あぁ。俺はこんな顔をしていたのか……。鏡に映る俺の顔はリヒトの顔とは全く違い、憎たらしい嫌な笑いを浮かべている。この顔じゃ、ギルドにいた冒険者と変わらないな。
自分の顔を見て吐気を感じる。起きなければ……。こんな悪夢は見たくもない。
「お前まだネットゲームとかやってるの?そろそろ卒業して、もっと楽しいことしようぜ!適当に海外に留学とかしてみねぇ?」
折角、覚醒しようとしているのにチャラいお坊ちゃんが話しかけてくる。
「それいいな!田舎の大学とか患者ってちょっと海外留学の経験付いてるだけで、エリート医者と勘違いするもんな。マジウケる」
やめろ。もういい……。やめてくれ。
「ホントホント。馬鹿すぎ」
「やめろぉ!」
自分の声で覚醒する。
アパートではなく、「王様の隠れ家亭」の一室だということに心底安堵する。
昨日の夜は皆と食事を摂り、女将に勧められるままにエールを何杯か飲んで、記憶がなくなった。日影光晴はそこそこ飲めたはずだが、リヒトの身体はアルコールに不慣れだったようだ。
元の世界の普段の夢がまるで悪夢のようだ。
「俺はあんな軽薄で傲慢な人間だったのか……」
『あれが元の世界のミツハルですか?何を言ってるのかわかりませんでしたが、あまり気分のいいものではなさそうでしたね』
リヒトに話しかけられ安堵する。こいつは俺の夢まで共有できるのか。
「昨日は話の途中だったのに、急にどうしたんだ?怒っているのか?」
『いえ、そういう訳ではないんです。
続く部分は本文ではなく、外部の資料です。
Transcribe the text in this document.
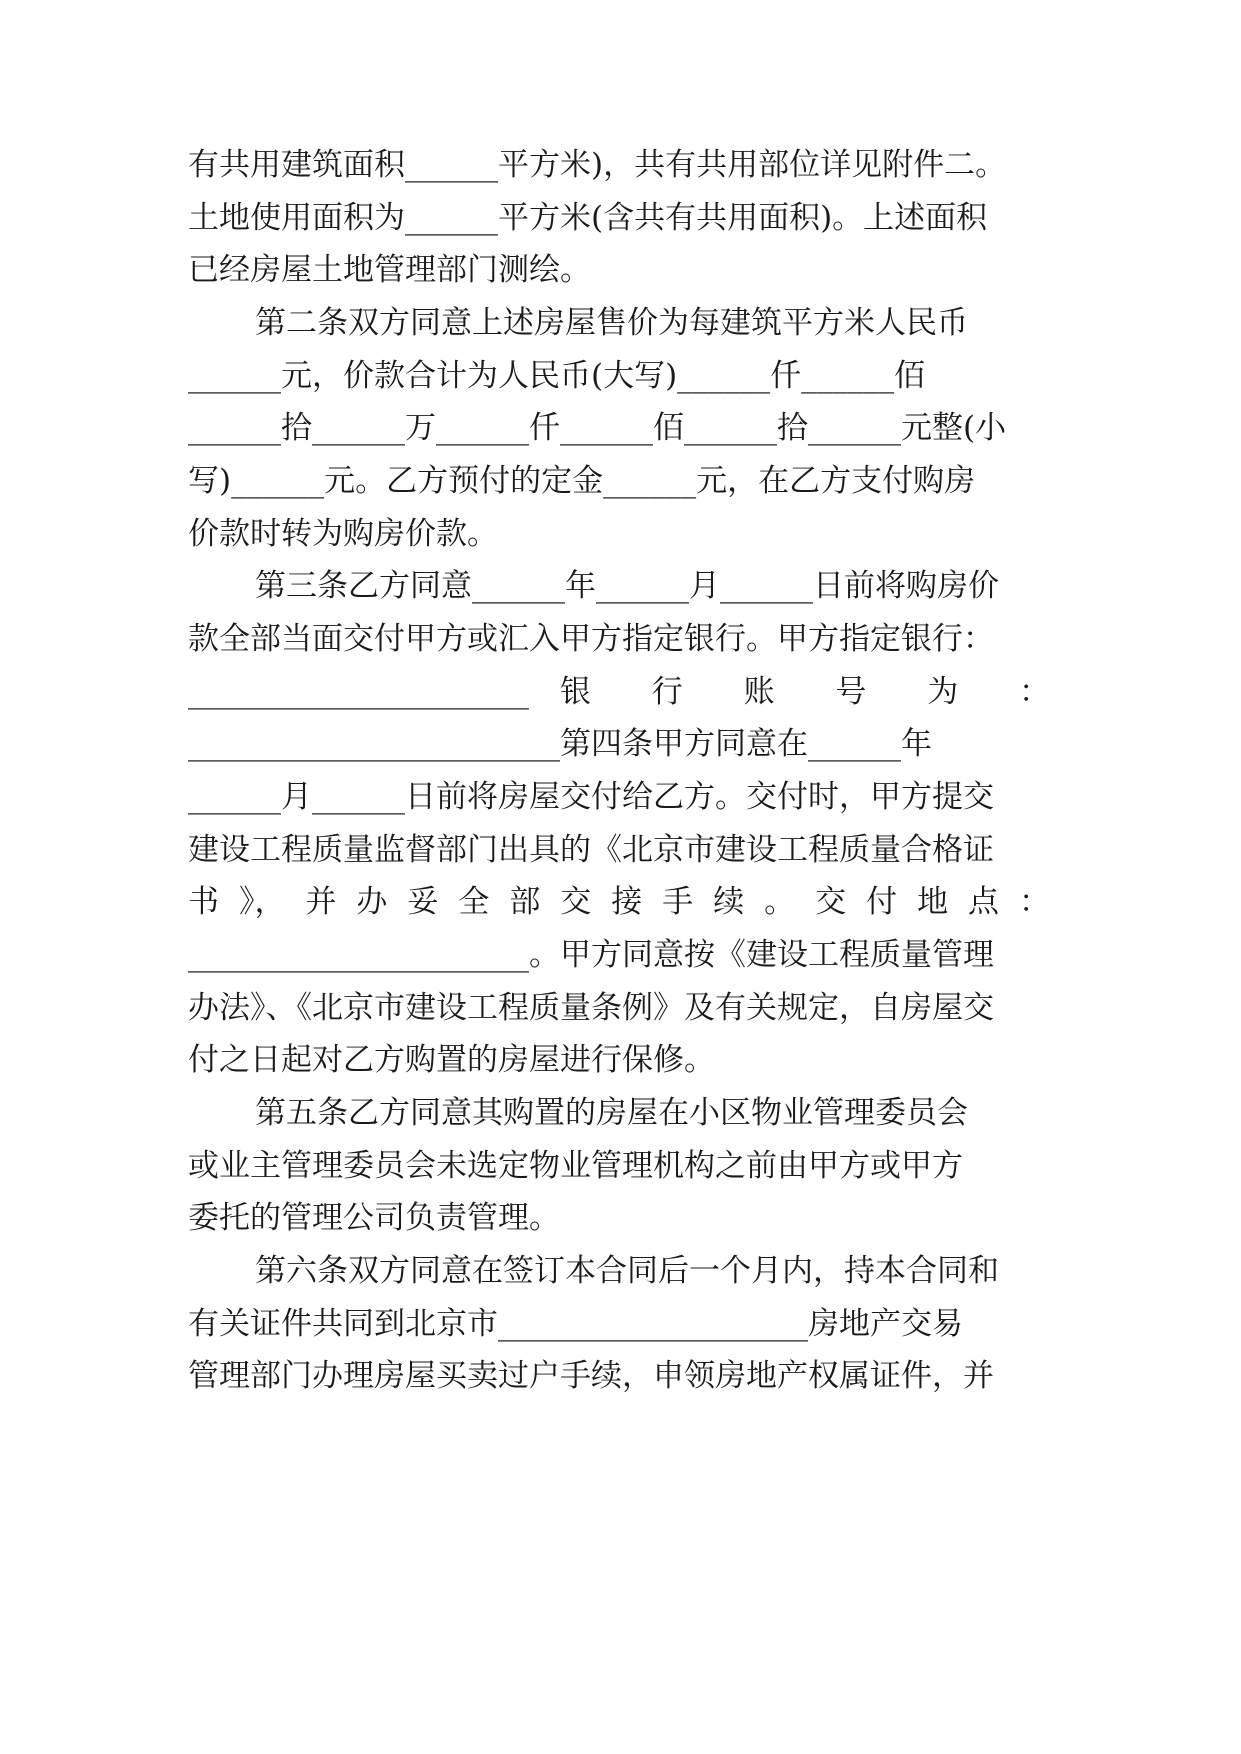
有共用建筑面积______平方米)，共有共用部位详见附件二。
土地使用面积为______平方米(含共有共用面积)。上述面积
已经房屋土地管理部门测绘。
第二条双方同意上述房屋售价为每建筑平方米人民币
______元，价款合计为人民币(大写)______仟______佰
______拾______万______仟______佰______拾______元整(小
写)______元。乙方预付的定金______元，在乙方支付购房
价款时转为购房价款。
第三条乙方同意______年______月______日前将购房价
款全部当面交付甲方或汇入甲方指定银行。甲方指定银行：
______________________ 银 行 账 号 为 ：
________________________第四条甲方同意在______年
______月______日前将房屋交付给乙方。交付时，甲方提交
建设工程质量监督部门出具的《北京市建设工程质量合格证
书 》， 并 办 妥 全 部 交 接 手 续 。 交 付 地 点 ：
______________________。甲方同意按《建设工程质量管理
办法》、《北京市建设工程质量条例》及有关规定，自房屋交
付之日起对乙方购置的房屋进行保修。
第五条乙方同意其购置的房屋在小区物业管理委员会
或业主管理委员会未选定物业管理机构之前由甲方或甲方
委托的管理公司负责管理。
第六条双方同意在签订本合同后一个月内，持本合同和
有关证件共同到北京市____________________房地产交易
管理部门办理房屋买卖过户手续，申领房地产权属证件，并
少し考えていました』
「そうか……」
『聞かないんですか?』
「いや、今はいい。お前が話したくなったら話してくれ」
『そうですか。ではしばらく様子を見させてもらいますね。僕はそっちのミツハルのほうが好きですよ。さぁ!今日は冒険者ギルドに行って冒険者になるんですよ!顔を洗って準備をしましょう!』
あの夢でリヒトに幻滅されたのではないかと心配したが、リヒトは気を遣ったのか明るく話してくる。